Contexto  A abordagem cirúrgica para estenose carotídea sintomática está consolidada na literatura para a prevenção de eventos neurológicos, devendo seguir padrões ótimos de qualidade. Entretanto, há uma crescente preocupação relacionada à possibilidade ou não de replicar os dados dos trabalhos controlados no mundo real.

Objetivos  Avaliar a população com estenose carotídea sintomática submetida a cirurgia e seus desfechos de curto prazo em um contexto de mundo real em um centro de formação profissional.

Métodos  Tratou-se de um estudo observacional realizado por meio de coleta de dados em prontuário de janeiro de 2012 a janeiro de 2023. Foram excluídos pacientes operados por outras etiologias e com cirurgia cardíaca concomitante.

Resultados  Foram incluídos 70 pacientes submetidos a angioplastia ou endarterectomia carotídea.
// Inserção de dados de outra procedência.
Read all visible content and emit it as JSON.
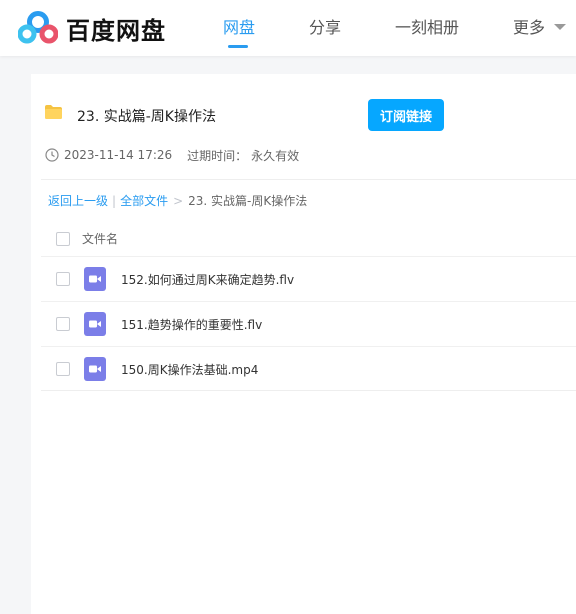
{
  "brand": {
    "name": "百度网盘"
  },
  "nav": {
    "items": [
      {
        "label": "网盘",
        "active": true
      },
      {
        "label": "分享",
        "active": false
      },
      {
        "label": "一刻相册",
        "active": false
      },
      {
        "label": "更多",
        "active": false
      }
    ]
  },
  "share": {
    "title": "23. 实战篇-周K操作法",
    "subscribe_label": "订阅链接",
    "created": "2023-11-14 17:26",
    "expire_label": "过期时间：",
    "expire_value": "永久有效"
  },
  "breadcrumb": {
    "back": "返回上一级",
    "separator": "|",
    "all_files": "全部文件",
    "arrow": ">",
    "current": "23. 实战篇-周K操作法"
  },
  "table": {
    "column_header": "文件名",
    "files": [
      {
        "name": "152.如何通过周K来确定趋势.flv",
        "icon": "video-file-icon"
      },
      {
        "name": "151.趋势操作的重要性.flv",
        "icon": "video-file-icon"
      },
      {
        "name": "150.周K操作法基础.mp4",
        "icon": "video-file-icon"
      }
    ]
  },
  "colors": {
    "accent": "#2a9cf0",
    "button": "#06a7ff",
    "video_icon": "#7b7ee8",
    "folder": "#f5c342"
  }
}
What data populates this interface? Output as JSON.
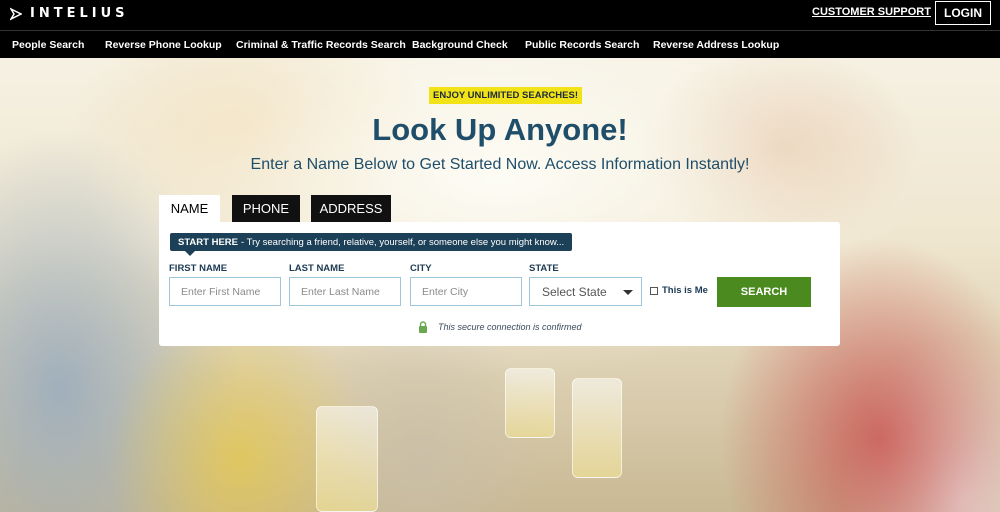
{
  "brand": {
    "name": "INTELIUS",
    "logo_icon": "arrow-mark-icon"
  },
  "header": {
    "support_label": "CUSTOMER SUPPORT",
    "login_label": "LOGIN"
  },
  "nav": {
    "items": [
      {
        "label": "People Search"
      },
      {
        "label": "Reverse Phone Lookup"
      },
      {
        "label": "Criminal & Traffic Records Search"
      },
      {
        "label": "Background Check"
      },
      {
        "label": "Public Records Search"
      },
      {
        "label": "Reverse Address Lookup"
      }
    ]
  },
  "hero": {
    "badge": "ENJOY UNLIMITED SEARCHES!",
    "headline": "Look Up Anyone!",
    "subheadline": "Enter a Name Below to Get Started Now. Access Information Instantly!"
  },
  "tabs": [
    {
      "label": "NAME",
      "active": true
    },
    {
      "label": "PHONE",
      "active": false
    },
    {
      "label": "ADDRESS",
      "active": false
    }
  ],
  "form": {
    "start_here_bold": "START HERE",
    "start_here_text": "- Try searching a friend, relative, yourself, or someone else you might know...",
    "fields": {
      "first_name": {
        "label": "FIRST NAME",
        "placeholder": "Enter First Name"
      },
      "last_name": {
        "label": "LAST NAME",
        "placeholder": "Enter Last Name"
      },
      "city": {
        "label": "CITY",
        "placeholder": "Enter City"
      },
      "state": {
        "label": "STATE",
        "value": "Select State"
      }
    },
    "this_is_me_label": "This is Me",
    "this_is_me_checked": false,
    "search_label": "SEARCH",
    "secure_text": "This secure connection is confirmed",
    "secure_icon": "lock-icon"
  },
  "colors": {
    "navy": "#1f4e6b",
    "badge_yellow": "#f2e318",
    "search_green": "#4a8a1f",
    "start_here_bg": "#1c4058",
    "lock_green": "#6aa84f"
  }
}
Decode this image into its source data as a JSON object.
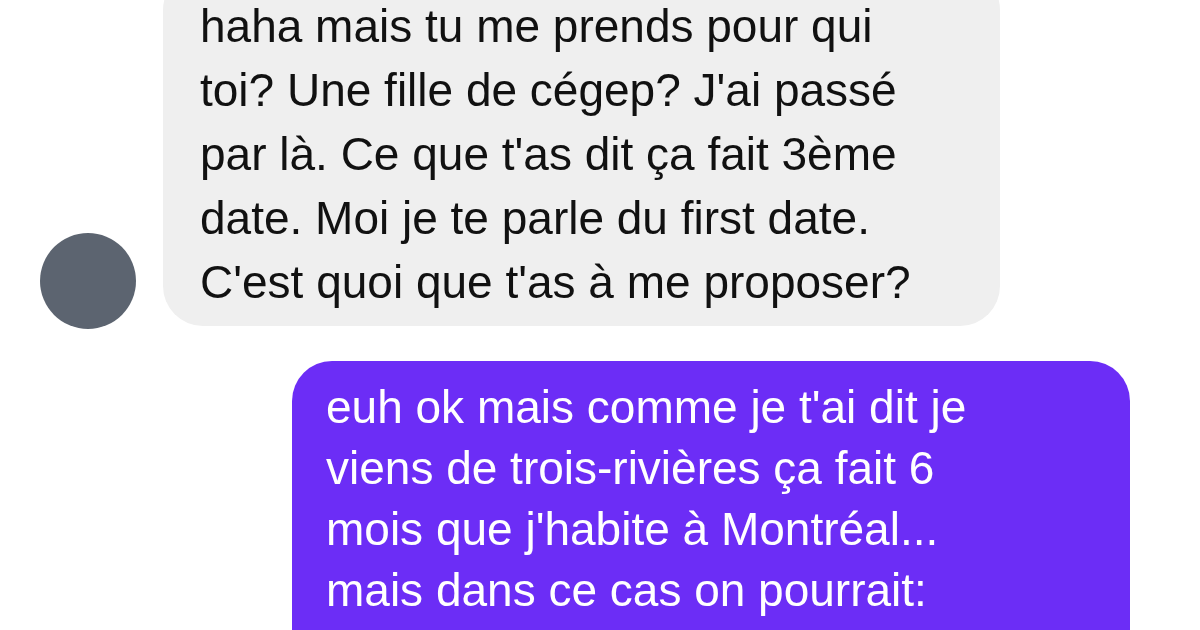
{
  "messages": [
    {
      "kind": "incoming",
      "text": "haha mais tu me prends pour qui\ntoi? Une fille de cégep? J'ai passé\npar là. Ce que t'as dit ça fait 3ème\ndate. Moi je te parle du first date.\nC'est quoi que t'as à me proposer?"
    },
    {
      "kind": "outgoing",
      "text": "euh ok mais comme je t'ai dit je\nviens de trois-rivières ça fait 6\nmois que j'habite à Montréal...\nmais dans ce cas on pourrait:"
    }
  ]
}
Os subgrupos populacionais submetidos a angioplastia ou endarterectomia foram semelhantes. Houve diferença estatisticamente relevante quanto à modalidade anestésica e ao tempo cirúrgico maior para o subgrupo de endarterectomia carotídea. Houve quatro casos de acidente vascular encefálico isquêmico, e três deles estavam relacionados à lesão, sendo dois menores e um maior. Dessa forma, a taxa de acidente vascular encefálico maior relacionado à lesão foi de 1,43% e de qualquer acidente vascular encefálico relacionado à lesão, de 4,29%. A taxa total de eventos adversos cardiovasculares maiores foi de 5,71%. Houve um caso de infarto agudo do miocárdio no grupo angioplastia e nenhum óbito. Não houve diferença estatística entre os grupos de endarterectomia e angioplastia quanto aos desfechos principais.

Conclusões  Os desfechos acidente vascular encefálico isquêmico, infarto agudo do miocárdio, óbito e eventos adversos cardiovasculares maiores neste centro são semelhantes aos encontrados em estudos clínicos randomizados, demonstrando viabilidade da manutenção deste tratamento em centros com programas de ensino.
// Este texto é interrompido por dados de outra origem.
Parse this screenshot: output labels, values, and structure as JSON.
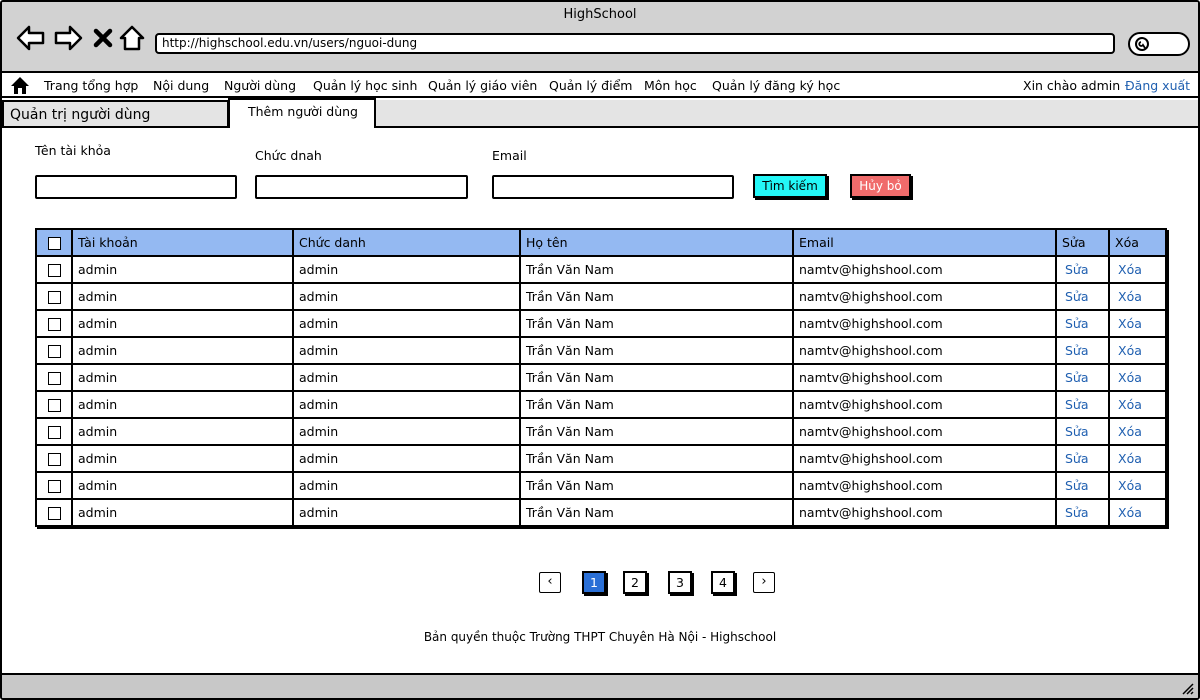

Palavras-chave:  endarterectomia de carótida; estenose carotídea; angioplastia carotídea

Abstract

Background  Surgical treatment of symptomatic extracranial carotid stenosis is well established for preventing neurological events and should adhere to optimal quality standards. However, there is growing concern as to whether results of controlled trials are replicable in real-world settings.

Objectives  To assess a symptomatic carotid stenosis population that underwent surgery and its short-term outcomes in a real-world context at a professional training center.
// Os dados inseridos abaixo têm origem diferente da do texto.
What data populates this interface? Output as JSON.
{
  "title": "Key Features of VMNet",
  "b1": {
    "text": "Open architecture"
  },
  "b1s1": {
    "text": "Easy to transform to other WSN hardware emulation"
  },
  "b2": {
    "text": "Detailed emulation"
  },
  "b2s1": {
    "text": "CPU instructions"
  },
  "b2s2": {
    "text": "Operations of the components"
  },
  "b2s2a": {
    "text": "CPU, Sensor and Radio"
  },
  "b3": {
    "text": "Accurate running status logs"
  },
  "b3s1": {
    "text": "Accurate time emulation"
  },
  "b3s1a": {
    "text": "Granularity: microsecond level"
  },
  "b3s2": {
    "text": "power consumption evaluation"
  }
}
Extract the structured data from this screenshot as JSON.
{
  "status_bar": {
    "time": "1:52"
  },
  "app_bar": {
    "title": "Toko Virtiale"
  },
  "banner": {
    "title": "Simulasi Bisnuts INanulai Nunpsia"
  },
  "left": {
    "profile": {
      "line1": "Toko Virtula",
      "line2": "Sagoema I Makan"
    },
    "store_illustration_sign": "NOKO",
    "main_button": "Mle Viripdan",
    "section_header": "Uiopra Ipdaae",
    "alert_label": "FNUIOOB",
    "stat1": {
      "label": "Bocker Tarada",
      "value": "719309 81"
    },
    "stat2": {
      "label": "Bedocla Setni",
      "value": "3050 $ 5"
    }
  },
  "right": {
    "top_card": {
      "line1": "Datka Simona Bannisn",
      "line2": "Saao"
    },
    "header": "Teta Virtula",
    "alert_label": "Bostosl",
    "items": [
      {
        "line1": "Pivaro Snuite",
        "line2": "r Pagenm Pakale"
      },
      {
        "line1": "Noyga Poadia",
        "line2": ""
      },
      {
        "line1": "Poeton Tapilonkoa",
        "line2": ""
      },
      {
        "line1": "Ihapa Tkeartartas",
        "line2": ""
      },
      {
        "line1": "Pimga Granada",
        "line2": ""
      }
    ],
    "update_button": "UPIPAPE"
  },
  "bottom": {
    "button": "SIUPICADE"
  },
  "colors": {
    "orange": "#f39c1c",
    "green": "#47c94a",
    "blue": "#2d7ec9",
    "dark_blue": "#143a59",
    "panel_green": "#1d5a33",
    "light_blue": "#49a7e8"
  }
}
Methods  Observational study using data collected from medical records from January 2012 to January 2023. Patients undergoing operations for other carotid diseases and with concomitant heart surgery were excluded.

Results  A total of 70 patients undergoing angioplasty or carotid endarterectomy were included. Population subsets undergoing angioplasty or endarterectomy were similar. Differences in anesthetic modality and a longer operative time in the carotid endarterectomy subgroup were statistically significant. There were 4 cases of stroke, only 3 of which (2 minor and 1 major) were related to the index lesion. Thus, the rate of major operation-related stroke was 1.43% and the rate of any lesion-related stroke was 4.29%. There was 1 case of AMI in the angioplasty group and there were no deaths in the sample. The overall rate of major adverse cardiovascular events was 5.71%. There were no statistical differences between the endarterectomy and angioplasty groups regarding the main outcomes.

Conclusions  The rates of outcomes of ischemic stroke, acute myocardial infarction, death, and major adverse cardiovascular events at this center are in line with the rates reported by randomized controlled trials, demonstrating the feasibility of carotid surgery in centers with teaching programs.

Keywords:  carotid stenosis; carotid endarterectomy; carotid artery stenting

INTRODUÇÃO

Como a segunda maior causa de mortalidade em todo o mundo após a doença isquêmica cardíaca, o impacto global do acidente vascular encefálico (AVE) já está bem estabelecido1,2 . A repercussão não se limita à mortalidade, mas ao grande dano individual e social, considerando que cerca de metade dos pacientes vítimas dessa doença tornam-se dependentes para a realização de atividades diárias3-5 .

Figurando entre as principais etiologias do AVE e sendo responsável por 60% do total de incapacidades e por 95% das mortes após AVE isquêmico (AVEi), o tromboembolismo da artéria carótida interna ou cerebral média é responsável por cerca de 23% da totalidade dos casos3,5 .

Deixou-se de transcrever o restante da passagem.